Testing your water isn’t the most exciting part of reefkeeing, but it is an important weekly ritual. Without water testing, it is difficult to know what’s happening in your aquarium and what corrections you can make to create the optimal living conditions for your animals.
Knowing what to test and how to test is the first step, while interpreting the tests and understanding what caused the results can help you become a better reefer.
Nitrates are the byproducts of nitrifying bacteria in your aquarium breaking down ammonia and nitrites. During this period nitrifying bacteria are colonizing your tank and establishing the biological filtration needed to complete this process.
Nitrates build up as organic waste breaks down in your tank. They can build up from over feeding and from fish waste. Increased levels of nitrates can feed unwanted algae in your aquarium and cause slow growth in SPS corals. On the flip side, LPS corals will appreciate higher nitrate levels so when you are considering a solution to your test results you need to keep in mind what types of corals you are growing.
Nitrates are measured in part per million, and you want to keep these levels between 0 and 10ppm.
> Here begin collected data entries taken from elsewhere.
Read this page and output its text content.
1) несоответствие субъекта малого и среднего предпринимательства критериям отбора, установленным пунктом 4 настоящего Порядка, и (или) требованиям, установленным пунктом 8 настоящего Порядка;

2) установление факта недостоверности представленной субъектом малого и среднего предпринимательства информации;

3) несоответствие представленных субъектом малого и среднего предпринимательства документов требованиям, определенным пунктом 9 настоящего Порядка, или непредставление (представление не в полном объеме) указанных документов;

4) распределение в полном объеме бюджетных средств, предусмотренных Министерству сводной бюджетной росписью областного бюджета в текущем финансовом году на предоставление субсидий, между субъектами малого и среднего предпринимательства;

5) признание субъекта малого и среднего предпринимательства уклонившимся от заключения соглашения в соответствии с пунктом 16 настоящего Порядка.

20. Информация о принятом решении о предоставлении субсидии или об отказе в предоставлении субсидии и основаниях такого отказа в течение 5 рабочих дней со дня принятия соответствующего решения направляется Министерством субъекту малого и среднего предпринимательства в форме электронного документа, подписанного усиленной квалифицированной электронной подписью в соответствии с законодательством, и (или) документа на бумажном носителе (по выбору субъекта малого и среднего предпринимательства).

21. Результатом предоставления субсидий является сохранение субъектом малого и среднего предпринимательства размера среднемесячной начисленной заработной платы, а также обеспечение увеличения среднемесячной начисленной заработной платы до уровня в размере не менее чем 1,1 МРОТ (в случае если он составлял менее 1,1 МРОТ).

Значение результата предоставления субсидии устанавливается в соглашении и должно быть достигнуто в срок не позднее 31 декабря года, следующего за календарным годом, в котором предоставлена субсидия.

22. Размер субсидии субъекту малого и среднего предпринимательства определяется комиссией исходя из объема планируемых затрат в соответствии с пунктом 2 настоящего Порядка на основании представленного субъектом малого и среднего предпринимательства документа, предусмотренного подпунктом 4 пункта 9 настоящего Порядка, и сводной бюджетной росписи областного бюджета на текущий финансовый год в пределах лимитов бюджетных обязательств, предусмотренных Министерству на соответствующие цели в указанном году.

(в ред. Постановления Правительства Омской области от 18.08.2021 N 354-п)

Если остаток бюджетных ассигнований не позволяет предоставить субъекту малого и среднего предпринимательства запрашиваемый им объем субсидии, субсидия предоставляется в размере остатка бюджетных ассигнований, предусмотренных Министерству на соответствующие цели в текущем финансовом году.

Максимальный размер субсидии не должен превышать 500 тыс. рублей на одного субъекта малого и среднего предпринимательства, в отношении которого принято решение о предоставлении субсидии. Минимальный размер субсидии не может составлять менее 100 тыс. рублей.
You can let these level build up, and depending who you ask, anywhere below 50ppm is still considered safe for your tank.
The easiest and most effective way to remove nitrates from your aquarium is by doing regular water changes. If you are trying to lower your nitrate levels you want to do this gradually. If you have high levels of nitrates say +50ppm start by doing a 10% water change and then testing your water again in a few days.
You want your nitrates to start falling without having a dramatic swing. Continue testing your water and doing weekly water changes until your levels are back down around 10ppm or lower. Gradually reducing these levels is easier for fish and corals.
Nitrates and Phosphate go hand in hand when trying to control nuisance algae. Phosphate is often the limiting nutrient for algae growth and excessive level of phosphate can be fueling the growth of algae. Too much phosphates can also inhibit calcification in corals, while no phosphate at all can starve corals.
The ideal levels for phosphate are below 0.02ppm, however, like Nitrates, it depends on who you ask. Some reefers have success between 0.05 and 0.07ppm while other swear by 0.02ppm or less. What’s important to understand is how phosphates accumulate in the aquarium and what you can do to reduce it.
Phosphates can enter your aquarium through untreated tap water, which is why RODI water is recommended for mixing aquarium water. Phosphates can also come from fish food, and fish waste and removing phosphate from your aquarium takes a bit more work than just regular water changes.
Protein skimmers work to remove organic waste from the aquarium, which is a prime culprit in phosphate accumulation. Make sure your protein skimmer is the appropriate size for your tank and make sure to clean your skimmer regularly. If you are still noticing high levels of phosphate after fine tuning your skimmer perhaps your are overfeeding your fish, or have a high density of fish in a small sized aquarium.
Another way to reduce phosphate is through the use of a media reactor and Granular Ferric Oxide (GFO). GFO can be placed in a bag in an area with enough current but it is most effective when it is in a media reactor. GFO is especially popular because it will absorb phosphate slowly, avoiding any dramatic parameter swings.
You can also control phosphate by adding a refugium with macro-algae in line with your aquarium. The plants use phosphate to grow, removing it from the aquarium. Macro-algae can also help reduce nitrate levels and can be a nice addition to a reef tank.
There are other ways to control phosphate including liquid phosphate removers, products containing Aluminum Oxide, and biological nutrient reduction with products like Red Sea NO3-PO4-X.
Whatever method you use to control these nutrients, is less important than devoting yourself to a regular testing schedule and tracking the changes in your tank. Regular testing gives you a peek into the invisible world of nutrient accumulation in your aquarium and keeping these parameters in check will provide the ideal habitat for your fish and corals.